Rumina torceu o rosto em uma profunda negação.
— Pfft! É fácil dizer isso quando se tem milênios de anos em liberdade sem estar preso ao mundo material, fazendo as coisas aqui embaixo! — Ou em cima, realmente não havia forma de saber. — O que tu espera que eu faça, hã? Simplesmente. O que tu espera que eu faça?! Que me converta em uma revolucionária modelo que nem os outros piás, do nada? O que eu tô dizendo não é uma desculpa. Fazer amizades com pessoas. Planejar. Liderar. Não é pra mim! Eu não consigo, ponto! Eu nunca vou conseguir fazer o que esperam de mim. Além do mais, quem realmente sabe é tu! Tu sabe que se eles vierem e descobrirem que não só faço parte da resistência como também prático permutação e me relaciono com numes e espíritos… tudo acaba pra mim. Pelo menos, se eu escapar… eu ainda tenho uma chance, fora desse continente amaldiçoado.
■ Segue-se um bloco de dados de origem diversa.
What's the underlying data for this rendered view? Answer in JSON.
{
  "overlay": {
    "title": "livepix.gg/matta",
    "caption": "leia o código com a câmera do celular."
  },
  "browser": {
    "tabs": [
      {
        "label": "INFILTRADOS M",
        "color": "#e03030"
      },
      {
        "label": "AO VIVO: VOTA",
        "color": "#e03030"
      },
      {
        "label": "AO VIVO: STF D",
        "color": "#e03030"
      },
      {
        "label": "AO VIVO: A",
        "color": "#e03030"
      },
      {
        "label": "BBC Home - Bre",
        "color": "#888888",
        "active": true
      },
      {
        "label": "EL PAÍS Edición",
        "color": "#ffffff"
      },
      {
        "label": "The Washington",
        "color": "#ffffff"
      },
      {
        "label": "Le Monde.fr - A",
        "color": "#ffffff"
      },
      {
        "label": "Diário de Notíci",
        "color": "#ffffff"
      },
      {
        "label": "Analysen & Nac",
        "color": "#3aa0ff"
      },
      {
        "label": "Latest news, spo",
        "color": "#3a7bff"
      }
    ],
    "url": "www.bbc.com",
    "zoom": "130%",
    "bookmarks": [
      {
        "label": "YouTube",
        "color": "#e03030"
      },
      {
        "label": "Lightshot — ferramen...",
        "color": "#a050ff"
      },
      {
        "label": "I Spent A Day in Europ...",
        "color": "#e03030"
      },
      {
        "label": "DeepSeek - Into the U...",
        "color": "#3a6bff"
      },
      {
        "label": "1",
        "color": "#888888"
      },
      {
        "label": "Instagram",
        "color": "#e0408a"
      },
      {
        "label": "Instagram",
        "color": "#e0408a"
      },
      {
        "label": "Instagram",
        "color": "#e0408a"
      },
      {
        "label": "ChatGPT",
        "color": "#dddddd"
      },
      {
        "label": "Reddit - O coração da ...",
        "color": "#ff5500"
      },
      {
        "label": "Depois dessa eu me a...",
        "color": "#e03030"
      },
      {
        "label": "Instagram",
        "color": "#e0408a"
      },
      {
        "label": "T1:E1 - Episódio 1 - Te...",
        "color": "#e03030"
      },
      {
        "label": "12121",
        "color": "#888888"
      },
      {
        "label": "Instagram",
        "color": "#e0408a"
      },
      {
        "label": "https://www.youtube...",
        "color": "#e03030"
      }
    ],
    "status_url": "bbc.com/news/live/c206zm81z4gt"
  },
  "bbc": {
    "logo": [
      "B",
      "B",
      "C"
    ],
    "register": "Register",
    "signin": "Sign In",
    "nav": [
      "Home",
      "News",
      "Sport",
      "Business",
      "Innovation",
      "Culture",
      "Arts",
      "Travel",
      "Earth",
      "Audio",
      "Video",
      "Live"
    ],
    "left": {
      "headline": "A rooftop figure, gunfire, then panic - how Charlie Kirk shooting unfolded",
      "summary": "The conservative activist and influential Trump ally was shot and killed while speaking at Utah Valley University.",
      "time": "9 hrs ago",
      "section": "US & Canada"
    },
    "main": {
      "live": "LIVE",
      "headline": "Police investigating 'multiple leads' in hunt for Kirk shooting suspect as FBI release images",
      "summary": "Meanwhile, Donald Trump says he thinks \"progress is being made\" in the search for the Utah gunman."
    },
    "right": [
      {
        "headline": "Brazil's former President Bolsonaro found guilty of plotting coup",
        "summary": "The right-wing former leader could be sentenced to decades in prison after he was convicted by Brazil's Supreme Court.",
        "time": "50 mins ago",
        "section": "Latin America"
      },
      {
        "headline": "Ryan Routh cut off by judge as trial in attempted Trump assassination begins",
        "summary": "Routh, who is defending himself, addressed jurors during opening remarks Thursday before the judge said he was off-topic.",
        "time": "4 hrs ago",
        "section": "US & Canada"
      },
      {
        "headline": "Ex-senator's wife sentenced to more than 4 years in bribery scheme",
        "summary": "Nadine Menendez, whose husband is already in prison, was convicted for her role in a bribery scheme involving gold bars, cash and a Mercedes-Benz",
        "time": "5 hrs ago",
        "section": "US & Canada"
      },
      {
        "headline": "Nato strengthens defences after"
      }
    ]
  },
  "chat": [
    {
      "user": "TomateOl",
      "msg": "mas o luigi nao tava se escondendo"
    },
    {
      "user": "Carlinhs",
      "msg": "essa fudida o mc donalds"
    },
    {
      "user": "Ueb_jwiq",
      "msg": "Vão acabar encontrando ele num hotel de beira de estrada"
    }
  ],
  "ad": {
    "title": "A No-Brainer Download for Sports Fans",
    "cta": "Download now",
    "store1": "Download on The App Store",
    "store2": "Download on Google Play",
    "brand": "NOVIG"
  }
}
Colocar razão na cabeça de Rumina era algo complicado, Kuntur perdeu completamente a paciência com a negatividade, falta de noção e senso de obrigação da garota. Tinha muito mais no prato a considerar. Mas, “tudo bem”, ele sabia como essas conversas acabavam. No final, ele tinha consciência de que o melhor que podia fazer era deixar ela se acalmar para resolver as coisas depois, com a cabeça fria. Ela sairia logo de suas crises juvenis de negação da realidade e voltaria para ele com força de vontade e convicções renovadas.
O condor tomou vôo novamente e se encostou na guarnição da janela, pronto para ir embora.
— Garotinha, você precisa se recompor. Minha conversa contigo acaba aqui, se precisar de mim, você sabe como me convocar. — Kuntur tentava evitar pensar nas razões de estar cuidando da garota até aquele dia, mas às vezes suas tentativas eram em vão. Se não fosse aquele velho… provavelmente nunca teria aceitado fazer um pacto com essa menina. Com os anos, a compaixão pegou o melhor de mim…
Com um sorriso lenitivo, ele levantou voo e desapareceu nas nuvens escuras da noite.
E assim, finalmente, teria sido o breve encontro de Rumina com Kuntur no seu apartamento.
Ela teria passado para avisar à sua mãe que sairia com as colegas de esquadra ao famoso bar das classes médias da sofisticada capital da colônia visigoda, mas para sua surpresa, sua mãe não teria visto nenhum problema nisso. De fato, ela esperava poder criar uma situação onde poderia inventar uma desculpa para não ir, caso sua mãe desse uma brecha. Mas no fim, tudo foi água abaixo. Sua mãe ficaria extremamente feliz ao saber que sua filha “que não saia de casa nem para comprar novelas” finalmente teria conseguido fazer novas amigas. Ou mais bem, o que a mãe achava que eram amigas, para além daquela que vivia no mesmo prédio que viviam há três anos: Lília.
Nota de Rodapé
[3] Uma companhia é equivalente a um esquadrão, não procure a diferença entre os dois se não quiser indicação para spoilers. Agora, se você já sabe, você sabe aonde isso tá indo.